A sphere with a radius of one is put inside a cubical box with circular holes cut out such that the ball fits perfectly. The box and the sphere share the same volume; find the surface area of the box.
I tried cutting the cube down the middle to get a square and a circle. I then tried to find the distance between the two points of intersection between the circle and square on one side of the square but hit a dead end.

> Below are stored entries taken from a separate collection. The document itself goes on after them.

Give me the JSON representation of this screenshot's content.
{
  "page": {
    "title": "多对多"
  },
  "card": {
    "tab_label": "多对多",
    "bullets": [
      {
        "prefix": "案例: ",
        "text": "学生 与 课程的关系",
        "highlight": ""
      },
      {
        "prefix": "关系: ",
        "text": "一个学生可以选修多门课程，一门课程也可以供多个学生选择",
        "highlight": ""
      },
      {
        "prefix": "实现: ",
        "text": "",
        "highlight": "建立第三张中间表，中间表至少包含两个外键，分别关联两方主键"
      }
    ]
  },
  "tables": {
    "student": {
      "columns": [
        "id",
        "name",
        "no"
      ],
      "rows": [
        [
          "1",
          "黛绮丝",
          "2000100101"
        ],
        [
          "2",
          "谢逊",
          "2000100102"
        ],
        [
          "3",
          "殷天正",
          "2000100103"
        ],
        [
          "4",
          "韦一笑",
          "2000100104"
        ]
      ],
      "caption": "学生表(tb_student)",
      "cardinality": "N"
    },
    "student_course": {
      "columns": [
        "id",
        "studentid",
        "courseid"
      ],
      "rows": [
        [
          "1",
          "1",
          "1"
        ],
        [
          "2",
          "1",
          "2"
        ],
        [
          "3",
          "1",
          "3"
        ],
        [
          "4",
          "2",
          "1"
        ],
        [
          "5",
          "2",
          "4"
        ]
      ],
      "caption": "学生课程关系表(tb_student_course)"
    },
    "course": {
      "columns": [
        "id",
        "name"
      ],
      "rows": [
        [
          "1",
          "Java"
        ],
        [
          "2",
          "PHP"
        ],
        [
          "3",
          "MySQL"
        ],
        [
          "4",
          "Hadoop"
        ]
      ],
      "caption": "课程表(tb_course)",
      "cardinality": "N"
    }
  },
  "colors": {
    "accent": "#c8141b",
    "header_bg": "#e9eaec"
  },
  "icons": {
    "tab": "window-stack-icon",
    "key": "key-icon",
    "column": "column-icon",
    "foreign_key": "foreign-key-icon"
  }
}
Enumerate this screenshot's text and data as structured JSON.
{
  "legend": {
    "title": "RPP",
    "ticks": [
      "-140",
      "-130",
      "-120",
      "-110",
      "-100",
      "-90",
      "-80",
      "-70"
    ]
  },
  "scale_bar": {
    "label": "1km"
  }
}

I then tried to find the volume of empty space in the box since that could help me find the volume of the protruding parts of the sphere and maybe lead to the answer but it led to no avail.
The volume of the cube is
$ V_c = a^3 $
where $a$ is the side length of the cube.
The volume of the sphere is
$ V_s = \dfrac{4 \pi}{3} r^3 $
Setting $r = 1$ and equating volumes, we deduce that
$ a = \sqrt[3]{\dfrac{4\pi}{3}} \approx 1.61199195402$
Therefore, the radius of the circle cut from each of the six sides of the cube to fit the protruding sphere is
$ R = \sqrt{1 - \left( \dfrac{a}{2} \right)^2 } \approx 0.59192101251$
Hence the total area of the cubical box after removing these circular cuts is
$ \text{Area} = 6 ( a^2 - \pi R^2 ) \approx 8.98678 $